The second conceptual leap is to understand that our of what “Generalization” means is quite grossly inadequate. The use of the term in Machine Learning is extremely liberal. Furthermore, the Machine Learning approach of ‘curve fitting’ and thus interpolation and therefore generalization between adjacent points in the fitted curve, breaks down under the recently discovered notion of rote memorization of Deep Learning. How rote memorization can lead to generalization is a fuzzy idea at best. In fact, Kahneman’s research points out that human cognitive biases exists because of flawed reasoning in our intutitive system 1 inference. Said in otherwords, very poor and flawed generalization. To conclude, rote memorization leads to a kind of generalization that is inherently flawed!
A third conceptual leap is to accept that Deep Learning systems may be computational systems just like Von Neumann computers. The primary difference is that there is a discovered mechanism (SGD) for these system to learn from data as opposed to computers that require programmers. Neural Networks are usually treated as continuous dynamical systems. Deep Learning systems have one common requirement, in that the computational layers must be differentiable. Computers by contrast do not have differentiable subcomponents. Cellular Automata (used in Evolutionary paradigms) also do not have differentiable components. Cellular Automata and Genetic Algorithms aren’t as successful in learning from data as DL. Yet, if all DL does is rote memorization, then they aren’t very different from Von Neumann computers. At the core though, DL consists mostly of threshold units that are not that remotely distinct from NAND/NOR gates that we find in logic circuitry. Why then is differentiability such an important requirement for trainability? Are continuous dynamical systems a real requirement or are we overlooking a more general principle? Why does SGD lead to learning? As we track the latest research in DL, we are beginning to discover that DL looks more and more like Von-Neumann computers (see: “Conditional Logic”) and less like the simple dynamical systems we find in Physics. I think we can draw some inspiration in the complexity of ‘random boolean networks’ that describe biological processes.
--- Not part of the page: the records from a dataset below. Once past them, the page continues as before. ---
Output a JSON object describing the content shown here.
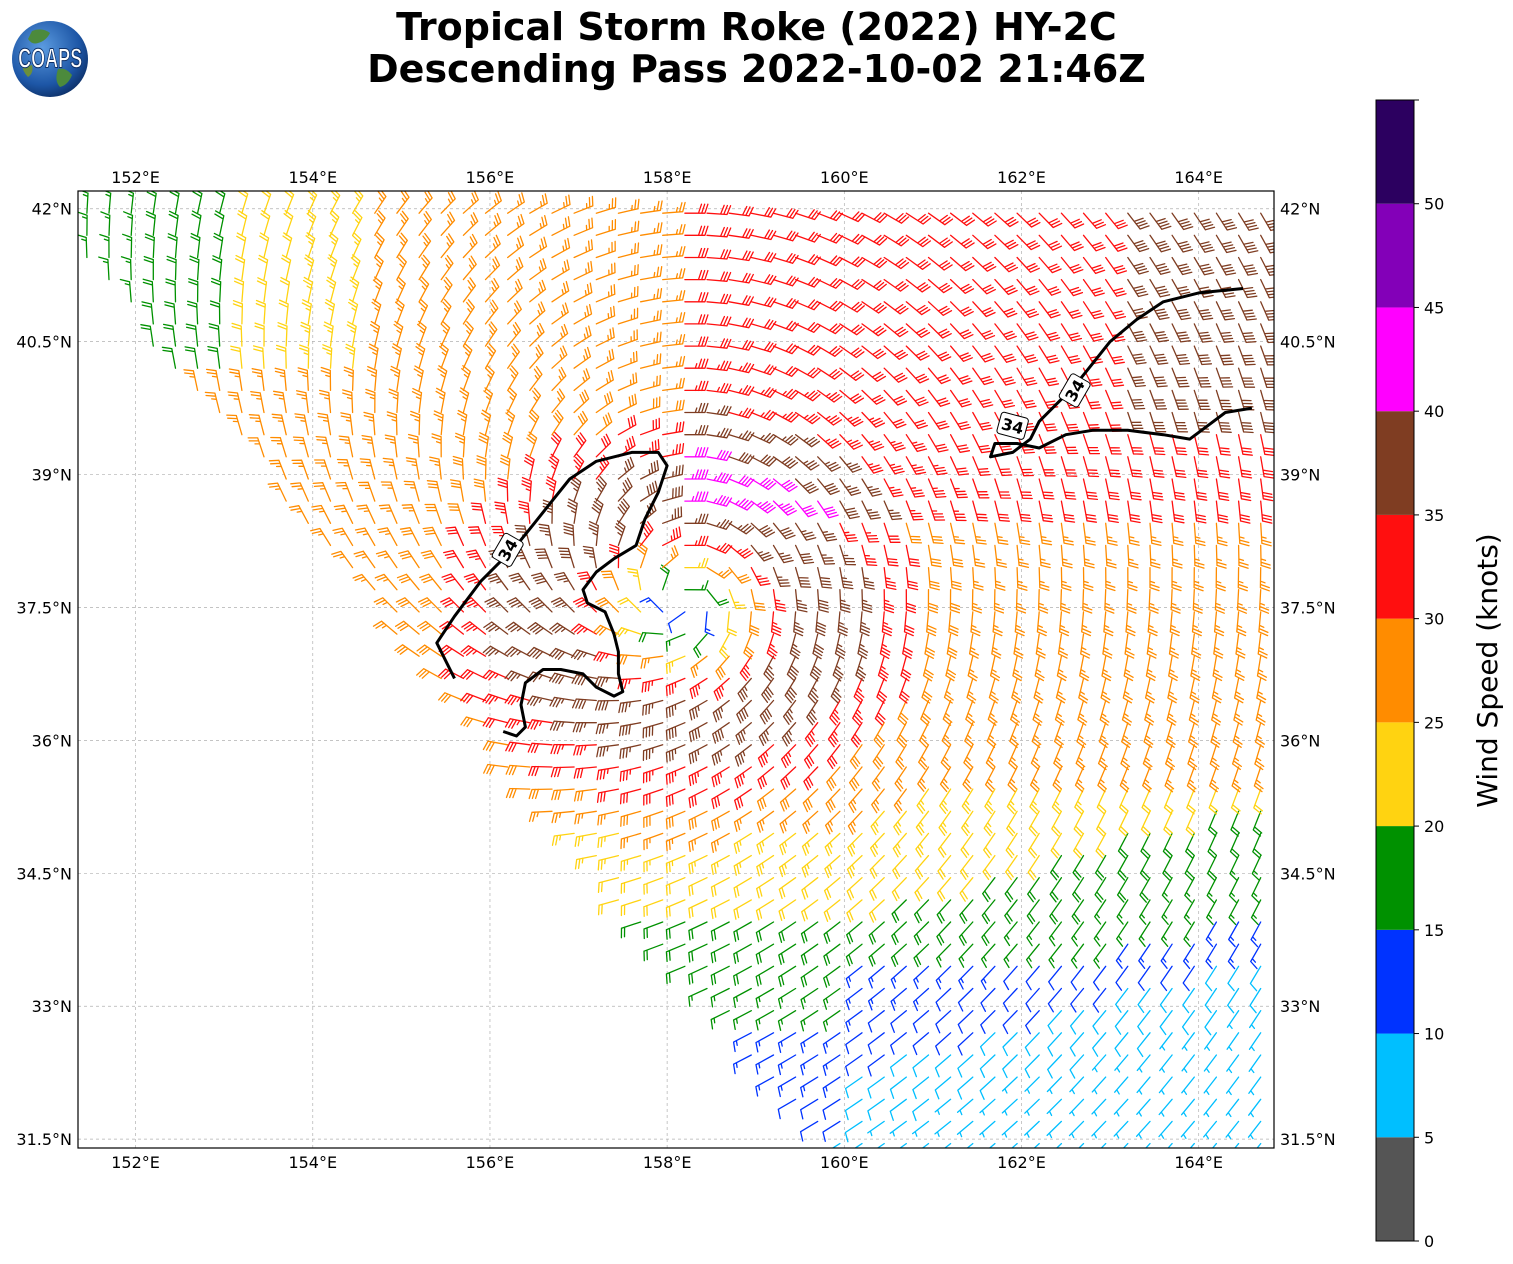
{
  "title": {
    "line1": "Tropical Storm Roke (2022) HY-2C",
    "line2": "Descending Pass 2022-10-02 21:46Z"
  },
  "logo": {
    "text": "COAPS"
  },
  "map": {
    "lon_ticks": [
      "152°E",
      "154°E",
      "156°E",
      "158°E",
      "160°E",
      "162°E",
      "164°E"
    ],
    "lon_values": [
      152,
      154,
      156,
      158,
      160,
      162,
      164
    ],
    "lat_ticks": [
      "42°N",
      "40.5°N",
      "39°N",
      "37.5°N",
      "36°N",
      "34.5°N",
      "33°N",
      "31.5°N"
    ],
    "lat_values": [
      42,
      40.5,
      39,
      37.5,
      36,
      34.5,
      33,
      31.5
    ],
    "lon_range": [
      151.35,
      164.85
    ],
    "lat_range": [
      31.4,
      42.2
    ],
    "contour_label": "34",
    "contour_level_knots": 34,
    "storm_center": {
      "lon": 158.2,
      "lat": 37.45
    }
  },
  "colorbar": {
    "title": "Wind Speed (knots)",
    "tick_labels": [
      "0",
      "5",
      "10",
      "15",
      "20",
      "25",
      "30",
      "35",
      "40",
      "45",
      "50"
    ],
    "bins": [
      {
        "from": 0,
        "to": 5,
        "color": "#555555"
      },
      {
        "from": 5,
        "to": 10,
        "color": "#00bfff"
      },
      {
        "from": 10,
        "to": 15,
        "color": "#0033ff"
      },
      {
        "from": 15,
        "to": 20,
        "color": "#009100"
      },
      {
        "from": 20,
        "to": 25,
        "color": "#ffd311"
      },
      {
        "from": 25,
        "to": 30,
        "color": "#ff8c00"
      },
      {
        "from": 30,
        "to": 35,
        "color": "#ff0f0f"
      },
      {
        "from": 35,
        "to": 40,
        "color": "#7f3d22"
      },
      {
        "from": 40,
        "to": 45,
        "color": "#ff00ff"
      },
      {
        "from": 45,
        "to": 50,
        "color": "#8300b8"
      },
      {
        "from": 50,
        "to": 55,
        "color": "#2c0060"
      }
    ]
  }
}
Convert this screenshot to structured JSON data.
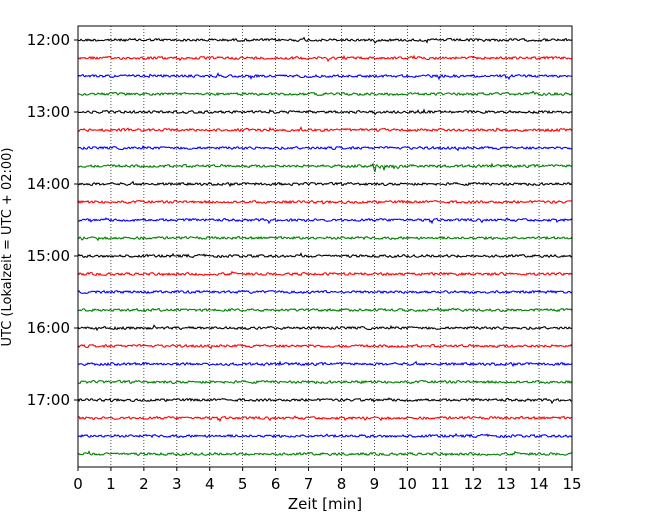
{
  "chart_data": {
    "type": "line",
    "title": "",
    "xlabel": "Zeit  [min]",
    "ylabel": "UTC (Lokalzeit = UTC + 02:00)",
    "xlim": [
      0,
      15
    ],
    "x_ticks": [
      "0",
      "1",
      "2",
      "3",
      "4",
      "5",
      "6",
      "7",
      "8",
      "9",
      "10",
      "11",
      "12",
      "13",
      "14",
      "15"
    ],
    "y_ticks": [
      "12:00",
      "13:00",
      "14:00",
      "15:00",
      "16:00",
      "17:00"
    ],
    "trace_interval_min": 15,
    "start_time": "12:00",
    "trace_colors": [
      "#000000",
      "#ff0000",
      "#0000ff",
      "#008000"
    ],
    "grid_x": true,
    "traces": [
      {
        "start": "12:00",
        "color": "#000000"
      },
      {
        "start": "12:15",
        "color": "#ff0000"
      },
      {
        "start": "12:30",
        "color": "#0000ff"
      },
      {
        "start": "12:45",
        "color": "#008000"
      },
      {
        "start": "13:00",
        "color": "#000000"
      },
      {
        "start": "13:15",
        "color": "#ff0000"
      },
      {
        "start": "13:30",
        "color": "#0000ff"
      },
      {
        "start": "13:45",
        "color": "#008000",
        "event_at_min": 8.95
      },
      {
        "start": "14:00",
        "color": "#000000"
      },
      {
        "start": "14:15",
        "color": "#ff0000"
      },
      {
        "start": "14:30",
        "color": "#0000ff"
      },
      {
        "start": "14:45",
        "color": "#008000"
      },
      {
        "start": "15:00",
        "color": "#000000"
      },
      {
        "start": "15:15",
        "color": "#ff0000"
      },
      {
        "start": "15:30",
        "color": "#0000ff"
      },
      {
        "start": "15:45",
        "color": "#008000"
      },
      {
        "start": "16:00",
        "color": "#000000"
      },
      {
        "start": "16:15",
        "color": "#ff0000"
      },
      {
        "start": "16:30",
        "color": "#0000ff"
      },
      {
        "start": "16:45",
        "color": "#008000"
      },
      {
        "start": "17:00",
        "color": "#000000"
      },
      {
        "start": "17:15",
        "color": "#ff0000"
      },
      {
        "start": "17:30",
        "color": "#0000ff"
      },
      {
        "start": "17:45",
        "color": "#008000"
      }
    ]
  }
}
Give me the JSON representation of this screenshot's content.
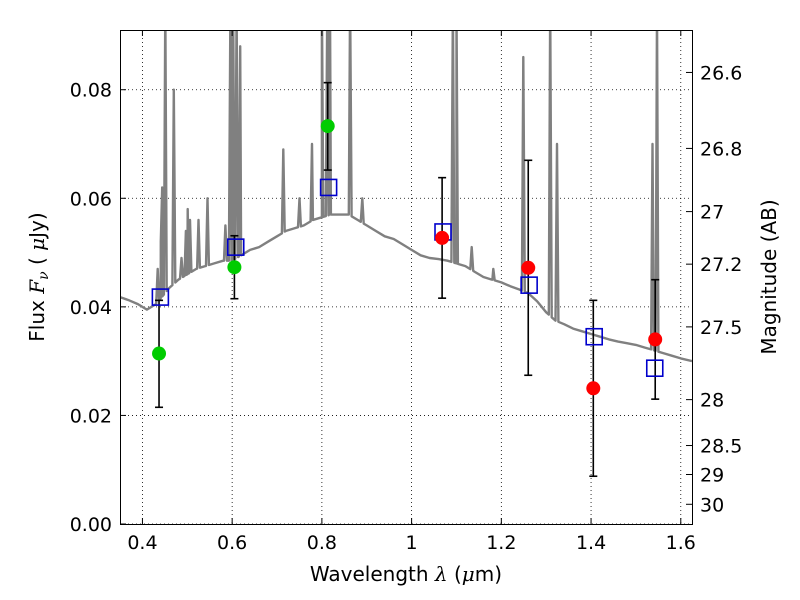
{
  "chart_data": {
    "type": "scatter",
    "xlabel_text": "Wavelength",
    "xlabel_symbol": "λ",
    "xlabel_unit_open": " (",
    "xlabel_unit_mu": "μ",
    "xlabel_unit_close": "m)",
    "ylabel_text": "Flux",
    "ylabel_symbol": "F",
    "ylabel_sub": "ν",
    "ylabel_unit_open": "(",
    "ylabel_unit_mu": "μ",
    "ylabel_unit_close": "Jy)",
    "y2label": "Magnitude (AB)",
    "xlim": [
      0.35,
      1.625
    ],
    "ylim": [
      0.0,
      0.091
    ],
    "grid": true,
    "x_ticks": [
      {
        "value": 0.4,
        "label": "0.4"
      },
      {
        "value": 0.6,
        "label": "0.6"
      },
      {
        "value": 0.8,
        "label": "0.8"
      },
      {
        "value": 1.0,
        "label": "1"
      },
      {
        "value": 1.2,
        "label": "1.2"
      },
      {
        "value": 1.4,
        "label": "1.4"
      },
      {
        "value": 1.6,
        "label": "1.6"
      }
    ],
    "y_ticks": [
      {
        "value": 0.0,
        "label": "0.00"
      },
      {
        "value": 0.02,
        "label": "0.02"
      },
      {
        "value": 0.04,
        "label": "0.04"
      },
      {
        "value": 0.06,
        "label": "0.06"
      },
      {
        "value": 0.08,
        "label": "0.08"
      }
    ],
    "y2_ticks": [
      {
        "value": 26.6,
        "label": "26.6"
      },
      {
        "value": 26.8,
        "label": "26.8"
      },
      {
        "value": 27.0,
        "label": "27"
      },
      {
        "value": 27.2,
        "label": "27.2"
      },
      {
        "value": 27.5,
        "label": "27.5"
      },
      {
        "value": 28.0,
        "label": "28"
      },
      {
        "value": 28.5,
        "label": "28.5"
      },
      {
        "value": 29.0,
        "label": "29"
      },
      {
        "value": 30.0,
        "label": "30"
      }
    ],
    "series": [
      {
        "kind": "model_spectrum",
        "color": "#808080",
        "continuum": [
          [
            0.35,
            0.0418
          ],
          [
            0.37,
            0.0412
          ],
          [
            0.39,
            0.0405
          ],
          [
            0.41,
            0.0395
          ],
          [
            0.43,
            0.0405
          ],
          [
            0.445,
            0.042
          ],
          [
            0.46,
            0.0435
          ],
          [
            0.48,
            0.045
          ],
          [
            0.5,
            0.046
          ],
          [
            0.52,
            0.047
          ],
          [
            0.54,
            0.0475
          ],
          [
            0.56,
            0.048
          ],
          [
            0.58,
            0.0485
          ],
          [
            0.6,
            0.0485
          ],
          [
            0.62,
            0.0495
          ],
          [
            0.64,
            0.0505
          ],
          [
            0.66,
            0.051
          ],
          [
            0.68,
            0.052
          ],
          [
            0.7,
            0.053
          ],
          [
            0.72,
            0.054
          ],
          [
            0.74,
            0.0545
          ],
          [
            0.76,
            0.055
          ],
          [
            0.78,
            0.056
          ],
          [
            0.8,
            0.0565
          ],
          [
            0.82,
            0.057
          ],
          [
            0.84,
            0.057
          ],
          [
            0.86,
            0.057
          ],
          [
            0.88,
            0.056
          ],
          [
            0.9,
            0.055
          ],
          [
            0.92,
            0.054
          ],
          [
            0.94,
            0.053
          ],
          [
            0.96,
            0.0525
          ],
          [
            0.98,
            0.0515
          ],
          [
            1.0,
            0.0505
          ],
          [
            1.02,
            0.0495
          ],
          [
            1.04,
            0.049
          ],
          [
            1.06,
            0.0488
          ],
          [
            1.08,
            0.0485
          ],
          [
            1.1,
            0.048
          ],
          [
            1.12,
            0.0475
          ],
          [
            1.14,
            0.0465
          ],
          [
            1.16,
            0.0455
          ],
          [
            1.18,
            0.045
          ],
          [
            1.2,
            0.0445
          ],
          [
            1.22,
            0.0438
          ],
          [
            1.24,
            0.0432
          ],
          [
            1.26,
            0.0425
          ],
          [
            1.28,
            0.041
          ],
          [
            1.3,
            0.039
          ],
          [
            1.32,
            0.0375
          ],
          [
            1.34,
            0.0368
          ],
          [
            1.36,
            0.036
          ],
          [
            1.38,
            0.0355
          ],
          [
            1.4,
            0.035
          ],
          [
            1.42,
            0.0345
          ],
          [
            1.44,
            0.034
          ],
          [
            1.46,
            0.0336
          ],
          [
            1.48,
            0.0333
          ],
          [
            1.5,
            0.033
          ],
          [
            1.52,
            0.0325
          ],
          [
            1.54,
            0.032
          ],
          [
            1.56,
            0.0315
          ],
          [
            1.58,
            0.031
          ],
          [
            1.6,
            0.0305
          ],
          [
            1.625,
            0.03
          ]
        ],
        "emission_lines": [
          [
            0.434,
            0.047
          ],
          [
            0.441,
            0.052
          ],
          [
            0.444,
            0.062
          ],
          [
            0.451,
            0.096
          ],
          [
            0.47,
            0.08
          ],
          [
            0.487,
            0.049
          ],
          [
            0.497,
            0.054
          ],
          [
            0.501,
            0.058
          ],
          [
            0.506,
            0.056
          ],
          [
            0.525,
            0.056
          ],
          [
            0.545,
            0.06
          ],
          [
            0.585,
            0.055
          ],
          [
            0.596,
            0.095
          ],
          [
            0.602,
            0.098
          ],
          [
            0.61,
            0.095
          ],
          [
            0.618,
            0.088
          ],
          [
            0.714,
            0.069
          ],
          [
            0.75,
            0.06
          ],
          [
            0.778,
            0.07
          ],
          [
            0.8,
            0.096
          ],
          [
            0.812,
            0.096
          ],
          [
            0.818,
            0.096
          ],
          [
            0.863,
            0.097
          ],
          [
            0.89,
            0.06
          ],
          [
            1.092,
            0.096
          ],
          [
            1.1,
            0.095
          ],
          [
            1.134,
            0.051
          ],
          [
            1.182,
            0.047
          ],
          [
            1.249,
            0.086
          ],
          [
            1.309,
            0.096
          ],
          [
            1.324,
            0.07
          ],
          [
            1.537,
            0.07
          ],
          [
            1.547,
            0.095
          ]
        ]
      },
      {
        "kind": "model_photometry",
        "color": "#0000cc",
        "points": [
          {
            "x": 0.44,
            "y": 0.0418
          },
          {
            "x": 0.608,
            "y": 0.051
          },
          {
            "x": 0.815,
            "y": 0.062
          },
          {
            "x": 1.07,
            "y": 0.0538
          },
          {
            "x": 1.262,
            "y": 0.044
          },
          {
            "x": 1.407,
            "y": 0.0345
          },
          {
            "x": 1.542,
            "y": 0.0287
          }
        ]
      },
      {
        "kind": "observed_photometry",
        "color": "#00cc00",
        "points": [
          {
            "x": 0.437,
            "y": 0.0314,
            "err_low": 0.0215,
            "err_high": 0.0412
          },
          {
            "x": 0.605,
            "y": 0.0473,
            "err_low": 0.0415,
            "err_high": 0.0531
          },
          {
            "x": 0.813,
            "y": 0.0733,
            "err_low": 0.0652,
            "err_high": 0.0813
          }
        ]
      },
      {
        "kind": "observed_photometry",
        "color": "#ff0000",
        "points": [
          {
            "x": 1.068,
            "y": 0.0527,
            "err_low": 0.0416,
            "err_high": 0.0638
          },
          {
            "x": 1.26,
            "y": 0.0472,
            "err_low": 0.0274,
            "err_high": 0.067
          },
          {
            "x": 1.405,
            "y": 0.025,
            "err_low": 0.0088,
            "err_high": 0.0412
          },
          {
            "x": 1.543,
            "y": 0.034,
            "err_low": 0.023,
            "err_high": 0.045
          }
        ]
      }
    ]
  }
}
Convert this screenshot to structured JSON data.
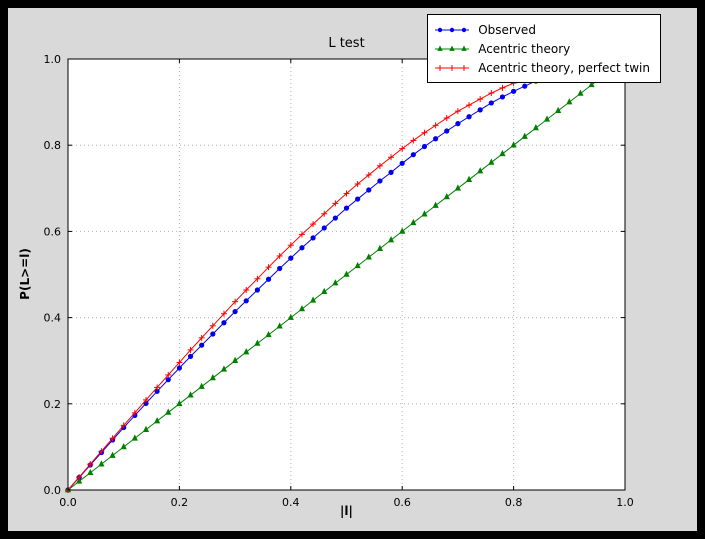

There remains plenty of open questions on the true nature of artificial intuition systems. Mankind has stumbled on a kind of artificial intuition in the form of Deep Learning, however is it possible to discover other kinds of architectures that exhibit similar capabilities? As of this writing, we have not found alternatives. However, one should realize though that we know of at least two kinds of architectures that lead to intuition. That is Deep Learning and biological brains. Although these two systems are functionally similar, the computational mechanisms are like night and day (see: “Misconceptions of Deep Learning”).
P.S. In a related news, MIT is mining the intuition of its students to arrive at better algorithms for planning.